2.You are more interested in the salary and benefits of the job than the job:
It is okay to inquire about what benefits and salary the offer is to give but not at this stage of the recruitment process. The best time to ask such questions is when you have got the offer and are negotiating your remuneration package
Asking these questions too early communicate to a recruiter that you are more interested in what the job has to offer than actually doing the job which is a negative perception for you. Stay away from questions such as:
- How much salary does the job offer?
- After how long can I request for a salary raise?
- By what percentage is the salary in this company increased by annually?
- What benefits do I get to enjoy as an employee of this company?
- How much do the employees in this role earn?
3.You may be a risk to hire:
Your main goal in an interview should be to present yourself as the best fit for the job and not to raise questions about you. Do not ask questions that could make the recruiter suspicious. Such questions include:
- Do you carry out background checks?
- Do you monitor how the internet in the organisation is used?
- Can I report to work at whatever time is best for me provided I get my work done in time?
- Do I have to work very long hours?
- Do you carry out abrupt drug or alcohol tests here?
4.You will be such a demanding employee:
Do not ask questions that may make a recruiter believe you may be difficult to work with and are a lot to handle. Remember that you have not been offered the job yet and therefore, do not have the right to demand anything or what the company does not provide to other employees. Such questions include:
- Do I get my own office?
- Do I have to always ask my boss for permission each time I have to do things?
- I get regular back pains, can I have a specific chair made for me?
- Do I have to dress up in the uniform each time I am selling to clients?
- Does the company provide lunch or lunch allowances?
5.You like to intrude in other people’s lives:
In as much as you are allowed to direct some questions to a recruiter that may not necessarily be about the role or organisation, remember to be professional. Do not ask them questions such as:
- How old are you?
- Why are not married yet? Or Are you married?

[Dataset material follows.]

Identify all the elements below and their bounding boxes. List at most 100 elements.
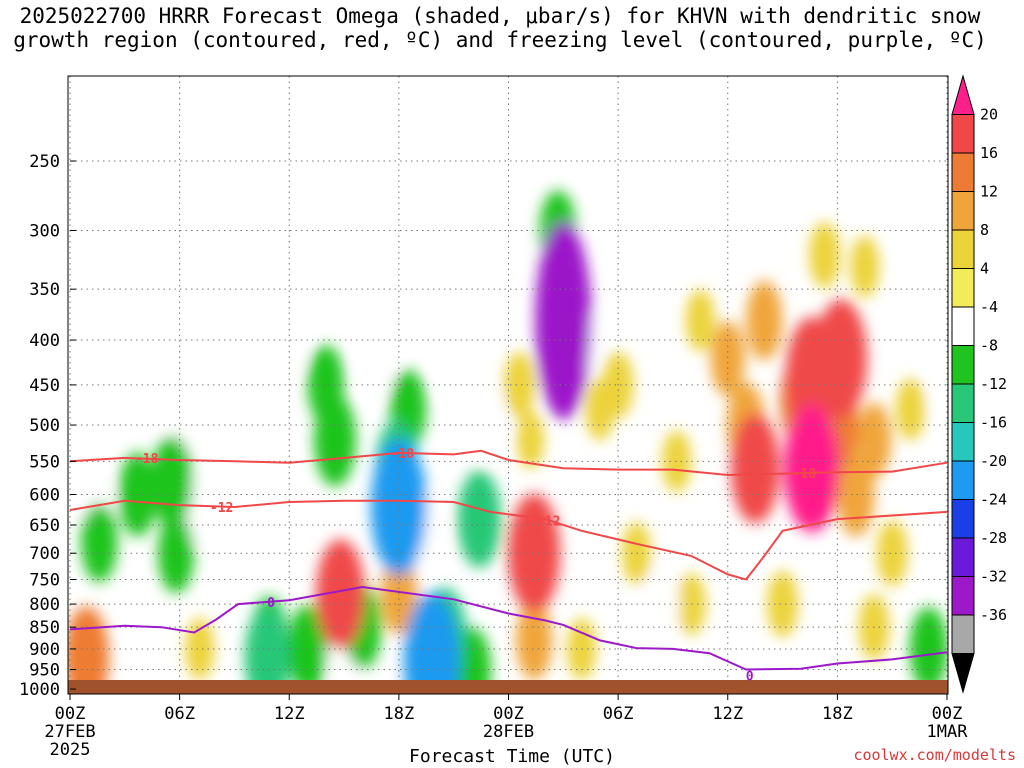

- How much does this company pay you?
- How many children do you have?
- Are you free later for a date?
6.You are not interested in the role you are being interviewed for:
Whatever questions you have to ask, always ensure they are relevant and are connected to the role you are being interviewed for. Avoid, diverting too far from the role as a recruiter may think you are interested in something else. Such questions include:
- What other opportunities does the company have to offer?
- How long do I have to be in this role?
- After how long can I switch roles?
- What tasks do the other roles advertised entailed?
Is it possible for me to apply for a department transfer after some time?
Asking irrelevant questions is as bad as not asking any questions. Exploit the opportunity to showcase your personality, analytical skills, communication skills and interest in the job through asking well-thought and relevant questions. They will go a long way in landing you your dream job.